Dylan was my dad’s gift to me. I kept on listening to Mr Tambourine Man, Don’t Think Twice and A Simple Twist of Fate, and my love of language grew. What child wouldn’t be spellbound by songs full of vagabonds, pirates and seasick sailors? But it was the strangeness of concepts I was too young to grasp that thrilled me most. What made a mouth “mercury” or eyes “warehouse”? How did it feel to have “no direction home?” Farewell, Angelina became my party-piece:
The machine guns are roaring.
The puppets heave rocks.
The fiends nail timebombs
To the hands of the clocks.
I would sing this at church cheese and wines, to the disapproval of the assembled audience. Or perhaps not. A lot of allowances were made.
I grew up, as children are wont to do. I didn’t think about my dad or Dylan as much. I remained a fan of the music, but I wasn’t obsessed. I couldn’t have told you which tracks were on which album and which album was recorded in which year. Cataloguing my relationship with him would have diminished it and, anyway, I wasn’t that interested.
Then, one day in early 1995, my brother phoned to say he had bought us both tickets to see him play at Brixton Academy. Work had been manic. London felt like a long way to go. But finally seeing Dylan step out on to the stage brought a sudden rush of euphoria. After an untypically upbeat set, which included Positively 4th Street and Love Minus Zero, No Limit, and two encores, he returned to perform I Shall Be Released with Elvis Costello. Standing amid the sweat and the smoke and the broken beer bottles, it didn’t feel like a gig: it felt like an act of faith.

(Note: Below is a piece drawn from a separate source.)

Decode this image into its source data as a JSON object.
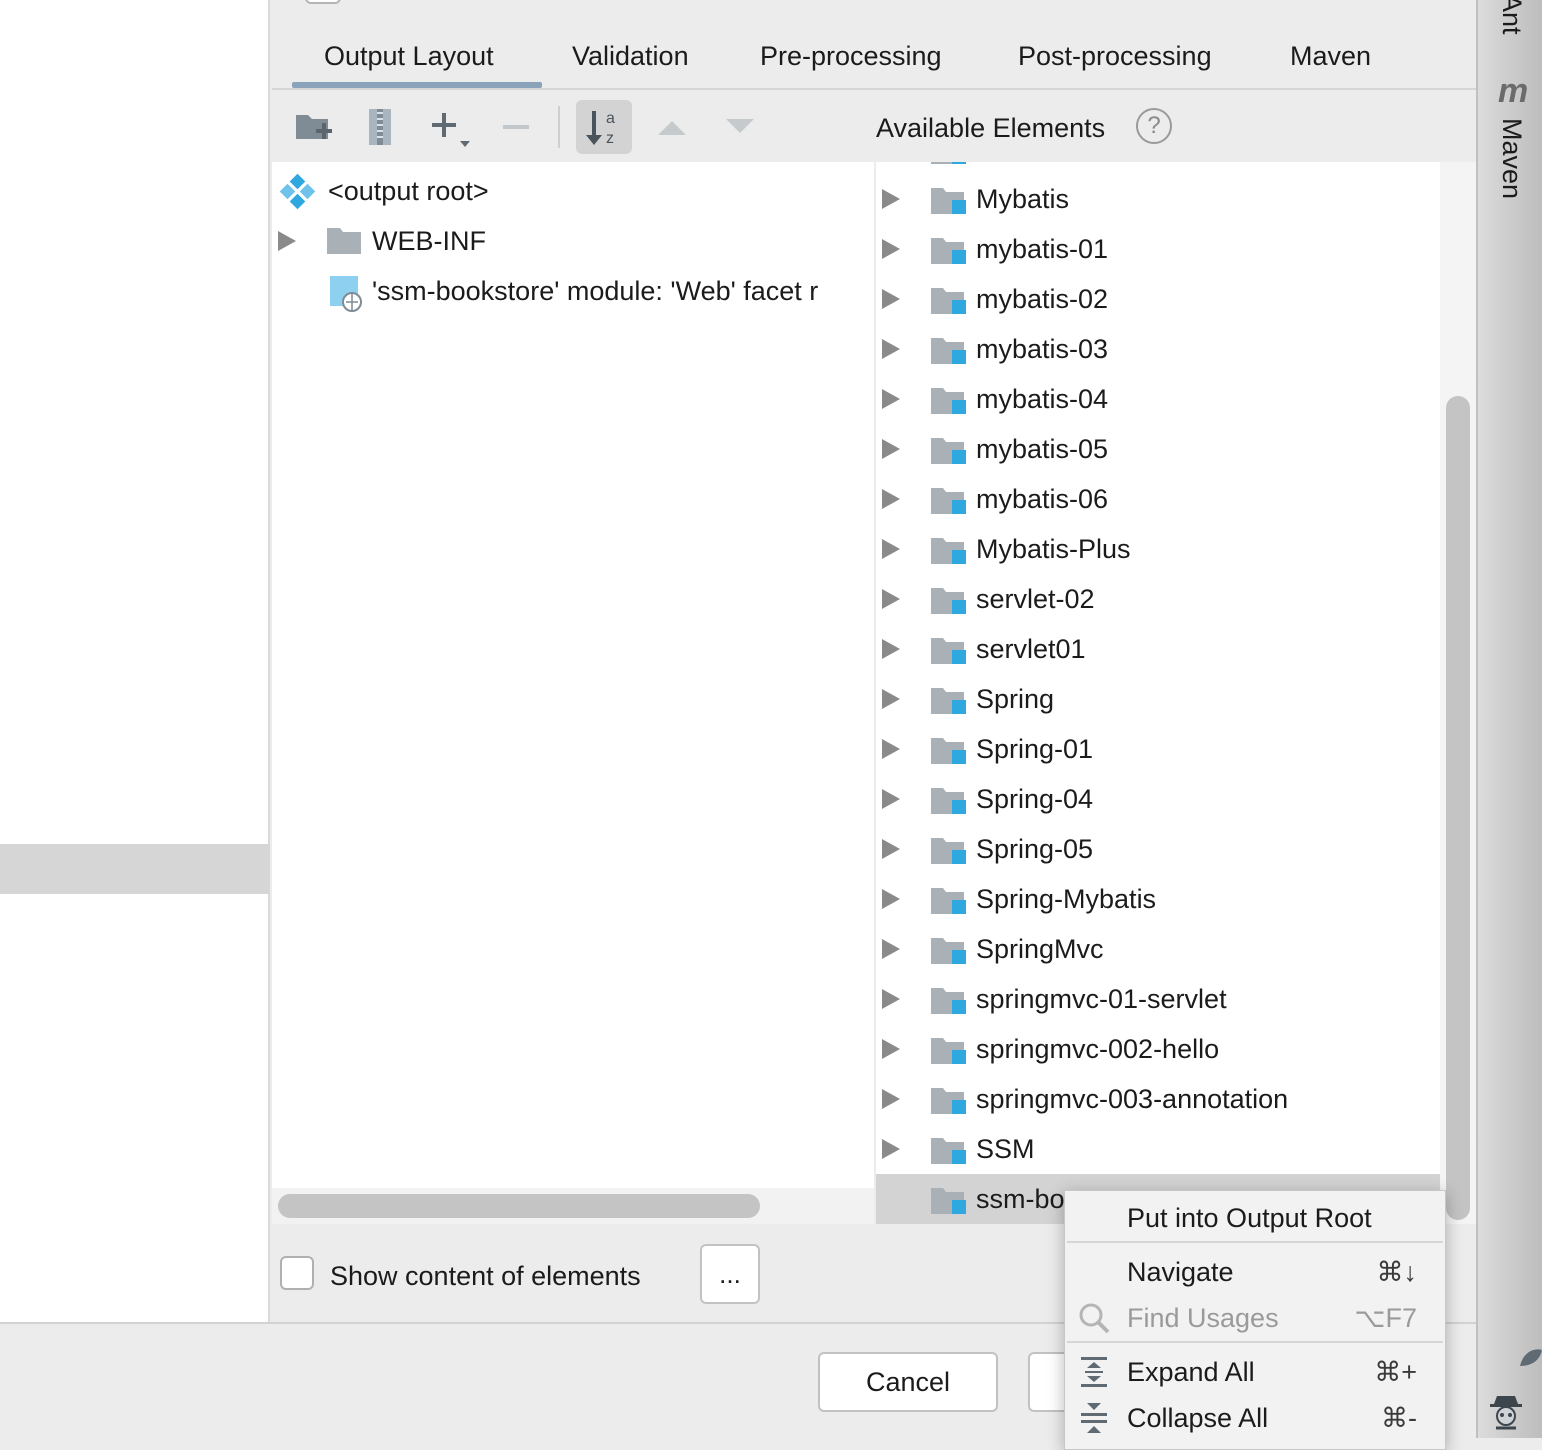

I have seen Dylan a couple of times since, in Glasgow, with my mum. Watching him age has been a weird experience – a privilege, but also a reminder of what should have been. Together, we have fretted about his spindly legs, his arthritic-looking fingers and his broken voice as if we might be responsible for drawing up his future care plans. When he failed to come north on his last visit to the UK, it felt like a betrayal.
My brother is not around so much these days. He lives hundreds of miles away and spends a lot of time in the Far East, but he was up for a visit recently. We passed a convivial evening laughing and drinking, while his son and daughter, aged nine and 11, performed for us. My nephew looks much like him as a child, except that he has red hair and is as yet untouched by loss. His party-piece was Subterranean Homesick Blues. He sang it word-perfect and without hesitation.
And so it goes on: Dylan’s music as an heirloom, passed down the generations.
The great behatted one turns 75 next week. Imagine that. Despite all the hard living, he’s about to notch up three-quarters of a century. Doesn’t seems fair, somehow. It’s also 50 years since the release of Blonde on Blonde. An abundance of artists, including Emmylou Harris, will celebrate both events at Dylan Fest in Nashville. Other tributes will be held in cities across the US and the UK.
At home, I expect I’ll raise a glass and play a few tracks. Enough to remember, but not enough to make me maudlin. It will be a low-key affair, quite unbefitting to his status, but there will no shortage of gratitude, nonetheless.